The College prepares students for lives beyond their careers, Bateman said. “It prepares you for public service, and it prepares you for the pursuit of social justice.”

Bateman became emotional as he recounted how small, private liberal arts colleges have helped address difficult questions in American society and promoted freedom and equality for more people. He honored Randolph’s history as Randolph-Macon Woman’s College, acknowledging the institution’s role in promoting women’s rights and its students efforts in the Civil Rights Movement.

But the fight for social justice and equality is not done. “There’s a lot of large work left to be done in the world, and what I really want to do today is call you to that work,” he said. “You will have many, many chances in your work, regardless of what you do, to make a difference, to speak out against wrong and to ask other people to do the right thing.”

Bateman encouraged them to promote equal rights and dignity for gays and lesbians, combat anti-intellectualism and the denial of science, and work to end poverty and hunger.

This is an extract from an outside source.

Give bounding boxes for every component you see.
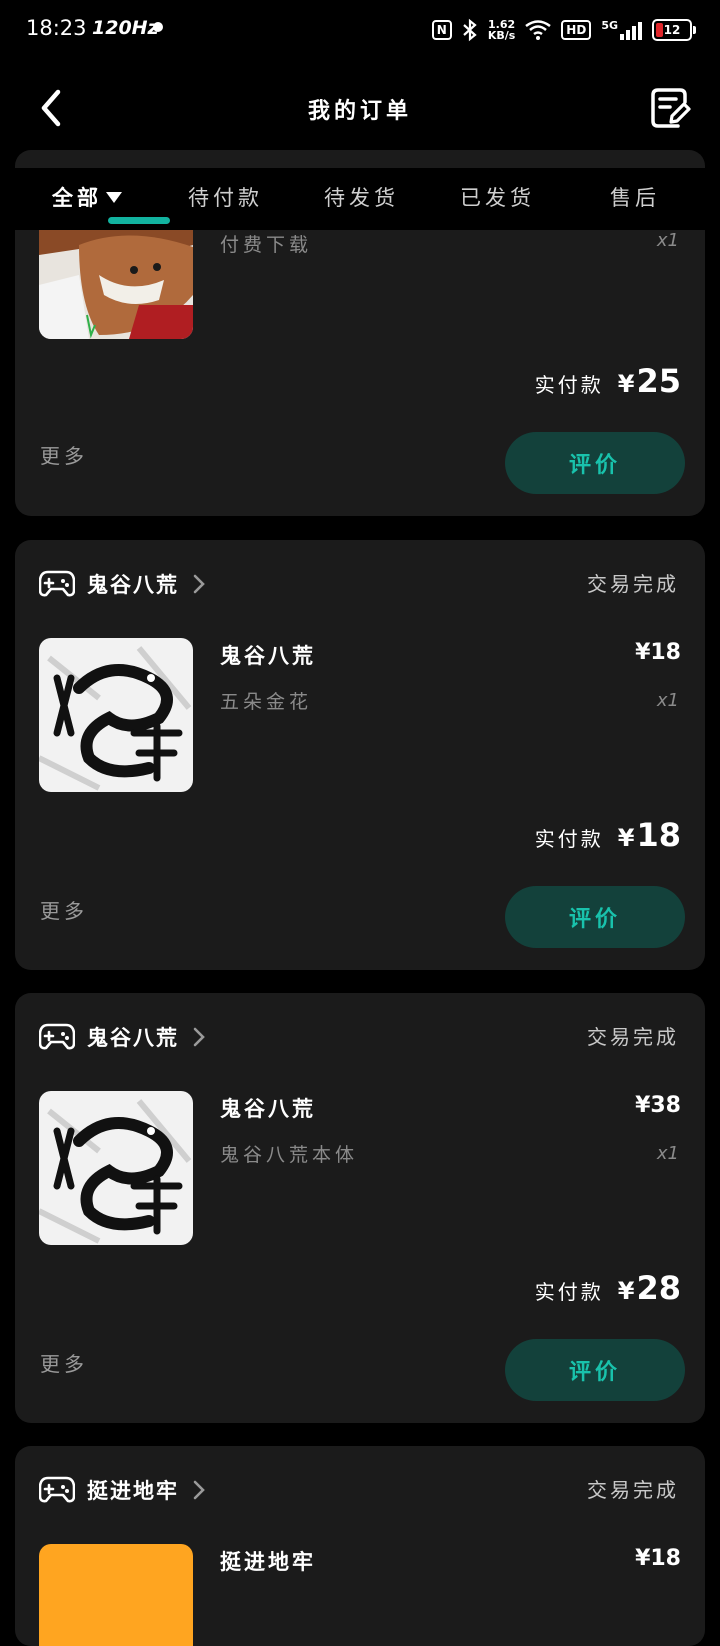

“I won't question your party affiliation, I won't question the ways that you want to get to social justice. We define that many different ways,” he said. “But the problems in the world that we face are clear, and you can’t turn your back on them. I believe that this faculty and your education will not let you do that.”

“All of us have a chance to leave our mark on Randolph College this year,” he added. “I hope you share my excitement in all that we can accomplish.”